An awareness of the humanity of Jesus greatly expands our appreciation of the Gospel stories.
The Common Lectionary’s Lenten attention focus on Jesus’ encounter with the Samaritan woman at the well is a good example. (John 4:5-42)
In the story, Jesus is tired and thirsty after a long walk to the Samaritan city of Sychar. There, he sits on the edge of Jacob’s Well and waits.
A Samaritan woman – a member of a tribe the Jews considered despicable and inferior – walks to the well. Unexpectedly, Jesus asks her for a drink.
This violates Jewish human customs on several levels. But Jesus is actually displaying his Godly insights by conversing with a member of a group the Jews hated, and a woman at that, an inferior being in a rigidly patriarchal society. But God-Jesus sees the woman as a beloved and valued creature as precious as all other women and men in God’s family.

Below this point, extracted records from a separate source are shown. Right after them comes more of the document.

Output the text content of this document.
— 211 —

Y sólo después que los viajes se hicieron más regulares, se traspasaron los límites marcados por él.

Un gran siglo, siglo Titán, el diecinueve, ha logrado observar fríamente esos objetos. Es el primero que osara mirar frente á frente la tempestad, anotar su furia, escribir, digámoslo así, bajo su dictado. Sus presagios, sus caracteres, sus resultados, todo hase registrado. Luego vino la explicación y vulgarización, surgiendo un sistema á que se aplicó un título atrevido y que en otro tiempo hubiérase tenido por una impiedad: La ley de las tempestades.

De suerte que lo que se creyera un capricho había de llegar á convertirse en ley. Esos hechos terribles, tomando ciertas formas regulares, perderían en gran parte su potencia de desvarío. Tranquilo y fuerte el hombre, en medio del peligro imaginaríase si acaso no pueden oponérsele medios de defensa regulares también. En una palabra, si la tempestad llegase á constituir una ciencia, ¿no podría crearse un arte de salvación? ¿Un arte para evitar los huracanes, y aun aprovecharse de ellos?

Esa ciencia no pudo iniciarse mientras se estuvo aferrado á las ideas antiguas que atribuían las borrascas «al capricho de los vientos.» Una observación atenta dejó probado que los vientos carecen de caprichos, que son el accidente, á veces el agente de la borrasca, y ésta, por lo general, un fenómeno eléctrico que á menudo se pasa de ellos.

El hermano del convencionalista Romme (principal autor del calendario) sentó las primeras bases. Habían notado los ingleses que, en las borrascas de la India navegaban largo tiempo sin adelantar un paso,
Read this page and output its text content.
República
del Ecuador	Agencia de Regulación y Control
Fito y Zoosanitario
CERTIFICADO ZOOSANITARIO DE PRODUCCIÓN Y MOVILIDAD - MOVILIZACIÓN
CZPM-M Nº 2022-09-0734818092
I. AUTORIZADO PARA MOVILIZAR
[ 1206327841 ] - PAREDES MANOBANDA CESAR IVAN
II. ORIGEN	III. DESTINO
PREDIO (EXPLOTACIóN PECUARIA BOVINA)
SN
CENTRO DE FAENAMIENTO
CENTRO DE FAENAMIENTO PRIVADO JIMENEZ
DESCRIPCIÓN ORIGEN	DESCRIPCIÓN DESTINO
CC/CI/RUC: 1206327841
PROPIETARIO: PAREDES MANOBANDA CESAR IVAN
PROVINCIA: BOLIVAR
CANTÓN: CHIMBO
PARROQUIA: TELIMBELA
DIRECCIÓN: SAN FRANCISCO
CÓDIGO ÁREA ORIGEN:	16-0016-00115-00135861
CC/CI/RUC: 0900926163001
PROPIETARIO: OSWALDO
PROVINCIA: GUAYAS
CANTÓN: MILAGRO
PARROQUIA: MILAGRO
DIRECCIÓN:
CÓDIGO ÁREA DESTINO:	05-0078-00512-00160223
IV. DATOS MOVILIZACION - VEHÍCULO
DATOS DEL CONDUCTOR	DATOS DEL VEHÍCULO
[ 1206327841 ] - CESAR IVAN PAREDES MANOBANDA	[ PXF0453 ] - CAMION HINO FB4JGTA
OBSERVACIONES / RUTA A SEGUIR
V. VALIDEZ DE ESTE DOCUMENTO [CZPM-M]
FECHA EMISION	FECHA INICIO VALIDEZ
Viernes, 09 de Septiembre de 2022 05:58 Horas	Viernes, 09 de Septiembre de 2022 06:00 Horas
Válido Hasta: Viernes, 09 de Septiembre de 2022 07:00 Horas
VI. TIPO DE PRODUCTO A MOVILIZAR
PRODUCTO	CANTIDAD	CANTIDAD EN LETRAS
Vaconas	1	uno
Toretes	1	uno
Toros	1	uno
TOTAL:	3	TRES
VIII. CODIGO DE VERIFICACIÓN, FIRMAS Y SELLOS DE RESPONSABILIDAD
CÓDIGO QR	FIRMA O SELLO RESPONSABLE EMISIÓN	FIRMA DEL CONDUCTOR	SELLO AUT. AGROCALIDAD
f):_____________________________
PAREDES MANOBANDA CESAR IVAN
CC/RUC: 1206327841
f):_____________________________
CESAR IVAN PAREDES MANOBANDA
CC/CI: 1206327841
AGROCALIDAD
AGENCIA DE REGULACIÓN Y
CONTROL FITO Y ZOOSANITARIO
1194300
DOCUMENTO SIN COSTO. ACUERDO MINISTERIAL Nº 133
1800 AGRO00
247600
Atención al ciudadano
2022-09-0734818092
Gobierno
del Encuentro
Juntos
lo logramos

God-Jesus also perceives that the woman will be receptive to astonishing news. He announces that he is the conveyor of the living water of eternal life, and he entrusts the woman with the news that he is God’s promised messiah. God-Jesus also demonstrates God’s intimacy with all God’s creatures by unveiling deep secrets of the women’s life only God can know, including a string of past husbands. John’s Gospel leaves no doubt that the Samaritan woman has been chosen by God-Jesus as a suitable apostle to begin the proclamation of his messiahship. Her meeting with Jesus at the well was no accident. It was God-ordained.
Then again, there may also be an element of human-Jesus in the encounter. The Spanish artist Julio Romero de Torres (November 9, 1874 – May 10, 1930) thought he saw something else going on. His painting of Christ and the Samaritan Woman (above) departs from the conventional pieties of religious art. The woman is young and desirable. Jesus presses against her almost seductively, keen to seize her attention and win her trust, eager to reveal a secret that will change history forever, and – could it be – leaning close enough to smell her hair and feel her warmth?
The passage requires a lot of re-reading to see if those elements actually exist. And Romero de Torres’ paintings suggests an obsession with eroticism. Google him if you must, but persons under 14 should be accompanied by an adult.
Father James Martin does us a great service by reminding us that Jesus was human and “tempted in all things,” just as we are tempted. To know this is to know Jesus better, because we come to realize that Jesus knows what we go through every day: our pains and discomforts, our fears, our frustrations, and our perpetual temptations.
But, as theologians have also been reminding us for two millennia, Jesus differs from us in one all-important way: he never succumbed to temptation. He was a human without sin, a human who never strayed from God Creator or rejected God’s will for him.
That makes Jesus unique among all of God’s creation.
Jesus struggled every day with the same temptations that that threaten to drown us.
And in renewing our awareness of his humanness, we may find ourselves more powerfully drawn to his God-ness, and the eternal font of unconditional love.
It also puts our own humanness and fleshly temptations in a clearer perspective.
C.S. Lewis wrote in Mere Christianity, “The sins of the flesh are bad, but they are the least bad of all sins.”
Lewis wrote, “All the worst pleasures are purely spiritual: the pleasure of putting other people in the wrong, of bossing and patronizing and spoiling sport, and back-biting, the pleasures of power, of hatred. For there are two things inside me, competing with the human self which I must try to become. They are the Animal self, and the Diabolical self. The Diabolical self is the worse of the two. That is why a cold, self-righteous prig who goes regularly to church may be far nearer to hell than a prostitute.”Of course, Lewis added, it’s better to be neither.
Jesus encouraged us by his own example to enjoy the pleasures of the flesh, if not its sins.
If that helps us become more generously loving and less diabolically priggish, we owe it to a deeper understanding of Jesus’ human side. The side that was more like us than we have dared imagine.